An electrostatographic printing apparatus, comprising:
a developer housing (12) for retaining a quantity of developer material,

an exit port (90) having a predetermined spillover barrier height (H) and a predetermined exit surface angle (A), the port (90) is defined in the developer housing (12) for passage of developer material out of the developer housing, characterized by an exit port configuration insert (100) installed in the exit port (90) for maintaining a desired toner to carrier ratio of the developer material in the developer housing (12), the insert (100) defining at least one of the predetermined spillover barrier height (H) and the predetermined exit surface angle (A) for developer material passing through the exit port (90), the insert (100) further defining an elbowing passage (E).
The apparatus of claim 1, wherein the insert (100) is installed in the developer housing (12) by at least one of placement, snap-fitting, an adhesive, and a fastener.
The apparatus of claim 1, wherein the insert (100) is shaped to fully surround the exit port (90).
The apparatus of claim 1, further comprising
a rotatable member (30), preferably an auger, disposed within the developer housing (12), substantially adjacent the exit port (90).
The apparatus of claim 3, wherein the exit port (90) is disposed near a middle of the rotatable member (30) in the housing (12).
The apparatus of claim 1, further comprising
a charge receptor (20) defining a charge-retentive surface; and
a developer roll, preferably a magnetic roll, for applying developer material from the developer housing (12) to the charge-retentive surface.
The apparatus of claim 1, wherein the developer material is two-component developer material.

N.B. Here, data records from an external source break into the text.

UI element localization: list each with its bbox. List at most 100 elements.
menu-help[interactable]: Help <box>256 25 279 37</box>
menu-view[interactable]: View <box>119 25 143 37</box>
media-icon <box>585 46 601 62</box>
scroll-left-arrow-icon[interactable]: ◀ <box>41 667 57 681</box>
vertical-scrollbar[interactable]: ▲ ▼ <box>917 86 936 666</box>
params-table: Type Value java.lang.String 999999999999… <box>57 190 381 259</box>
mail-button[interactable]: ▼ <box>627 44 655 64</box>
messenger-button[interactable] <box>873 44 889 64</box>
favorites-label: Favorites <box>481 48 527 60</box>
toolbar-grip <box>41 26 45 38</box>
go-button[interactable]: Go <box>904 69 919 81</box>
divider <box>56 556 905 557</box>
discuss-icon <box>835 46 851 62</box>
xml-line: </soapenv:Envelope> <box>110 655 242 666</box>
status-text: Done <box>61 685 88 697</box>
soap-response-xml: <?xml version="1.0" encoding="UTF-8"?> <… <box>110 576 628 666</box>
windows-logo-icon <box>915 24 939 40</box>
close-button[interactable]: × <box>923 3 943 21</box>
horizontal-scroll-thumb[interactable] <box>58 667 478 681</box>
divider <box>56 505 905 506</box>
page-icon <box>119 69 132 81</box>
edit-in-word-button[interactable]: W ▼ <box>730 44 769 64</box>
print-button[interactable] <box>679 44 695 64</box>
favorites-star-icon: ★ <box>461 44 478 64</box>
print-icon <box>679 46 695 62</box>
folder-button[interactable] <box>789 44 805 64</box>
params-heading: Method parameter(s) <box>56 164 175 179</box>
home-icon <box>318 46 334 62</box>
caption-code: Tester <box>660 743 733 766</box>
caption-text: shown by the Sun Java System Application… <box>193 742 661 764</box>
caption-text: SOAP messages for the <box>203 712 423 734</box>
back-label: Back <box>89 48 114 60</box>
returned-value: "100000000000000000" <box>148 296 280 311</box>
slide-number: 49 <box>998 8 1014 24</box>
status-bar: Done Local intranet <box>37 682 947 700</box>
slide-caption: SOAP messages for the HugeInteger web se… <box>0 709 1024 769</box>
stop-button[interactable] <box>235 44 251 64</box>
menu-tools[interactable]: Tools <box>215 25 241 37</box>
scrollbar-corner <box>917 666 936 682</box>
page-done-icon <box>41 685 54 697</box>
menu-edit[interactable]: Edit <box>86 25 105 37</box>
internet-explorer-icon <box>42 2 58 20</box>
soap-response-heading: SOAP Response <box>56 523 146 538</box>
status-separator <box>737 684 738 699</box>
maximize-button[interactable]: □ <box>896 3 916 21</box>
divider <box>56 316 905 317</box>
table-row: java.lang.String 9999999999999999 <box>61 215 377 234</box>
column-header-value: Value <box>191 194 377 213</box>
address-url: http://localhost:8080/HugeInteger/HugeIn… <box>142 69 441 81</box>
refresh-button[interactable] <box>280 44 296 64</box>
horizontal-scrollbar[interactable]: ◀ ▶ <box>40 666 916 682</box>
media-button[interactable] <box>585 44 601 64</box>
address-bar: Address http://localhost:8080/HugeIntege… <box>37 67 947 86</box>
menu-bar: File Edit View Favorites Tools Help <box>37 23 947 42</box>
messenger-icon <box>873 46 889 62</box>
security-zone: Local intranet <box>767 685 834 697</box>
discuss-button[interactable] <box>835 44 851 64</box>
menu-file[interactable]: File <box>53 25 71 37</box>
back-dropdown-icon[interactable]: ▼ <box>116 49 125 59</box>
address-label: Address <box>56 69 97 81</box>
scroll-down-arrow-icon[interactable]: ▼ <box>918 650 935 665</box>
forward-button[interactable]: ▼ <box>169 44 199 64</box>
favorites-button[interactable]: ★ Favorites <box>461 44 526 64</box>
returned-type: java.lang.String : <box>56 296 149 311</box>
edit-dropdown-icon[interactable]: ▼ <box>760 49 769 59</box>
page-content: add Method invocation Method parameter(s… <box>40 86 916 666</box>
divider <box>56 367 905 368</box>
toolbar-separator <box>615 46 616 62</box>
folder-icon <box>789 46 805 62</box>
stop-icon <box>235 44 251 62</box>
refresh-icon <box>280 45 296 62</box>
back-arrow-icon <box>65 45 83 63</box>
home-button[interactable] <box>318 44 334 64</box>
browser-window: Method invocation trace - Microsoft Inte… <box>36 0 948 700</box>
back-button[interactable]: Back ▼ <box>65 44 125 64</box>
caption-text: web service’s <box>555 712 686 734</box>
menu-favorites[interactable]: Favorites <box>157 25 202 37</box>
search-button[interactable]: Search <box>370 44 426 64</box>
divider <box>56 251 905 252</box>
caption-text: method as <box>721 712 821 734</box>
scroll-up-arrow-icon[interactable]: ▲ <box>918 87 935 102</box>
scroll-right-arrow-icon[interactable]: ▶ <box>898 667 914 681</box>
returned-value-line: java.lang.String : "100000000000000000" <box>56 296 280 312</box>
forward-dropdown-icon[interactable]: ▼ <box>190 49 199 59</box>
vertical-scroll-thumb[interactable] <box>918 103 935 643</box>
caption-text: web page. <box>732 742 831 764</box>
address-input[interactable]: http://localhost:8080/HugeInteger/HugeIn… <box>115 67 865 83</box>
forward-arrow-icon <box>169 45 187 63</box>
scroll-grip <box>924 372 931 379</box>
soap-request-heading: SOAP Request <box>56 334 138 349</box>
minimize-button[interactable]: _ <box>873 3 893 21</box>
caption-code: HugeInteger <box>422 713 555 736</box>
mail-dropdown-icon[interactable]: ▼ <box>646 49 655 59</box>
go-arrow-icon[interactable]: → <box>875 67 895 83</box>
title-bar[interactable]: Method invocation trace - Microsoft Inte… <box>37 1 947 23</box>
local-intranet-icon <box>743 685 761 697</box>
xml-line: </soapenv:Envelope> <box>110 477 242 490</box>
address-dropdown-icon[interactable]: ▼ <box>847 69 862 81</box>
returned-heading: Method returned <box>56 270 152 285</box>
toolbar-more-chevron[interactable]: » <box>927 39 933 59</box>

A method of providing a first printing apparatus and a second printing apparatus, the first printing apparatus having a first developer unit and the second printing apparatus having a second developer unit, the first developer unit and the second developer unit having a substantially similar design and each defining an exit port (90) for passage of developer material therefrom, comprising:
installing in the first developer unit an exit port configuration insert (100) of a first type for maintaining a desired toner-carrier ratio, the insert of the first type defining at least one of a first predetermined spillover barrier height (H) and a first predetermined exit surface angle (A) for developer material passing through the exit port (90) thereof; the insert (100) further defining an elbowing passage (E) and

installing in the second developer unit an exit port configuration insert (100) of a second type for maintaining a desired toner-carrier ratio, the insert of the second type defining at least one of a second predetermined spillover barrier height (H) and a second predetermined exit surface angle (A) for developer material passing through the exit port (90) thereof the insert (100) further defining an elbowing passage (E).
An exit port configuration insert (100) for maintaining a desired toner-carrier ratio suitable for being installed in an exit port (90) defined in a developer unit (10) of an electrostatographic printing apparatus according to any one of claims 1 to 7, the insert defining at least one of a predetermined spillover barrier height (H) and a predetermined exit surface angle (A) for developer material passing through the exit port (90) the insert (100) further defining an elbowing passage (E).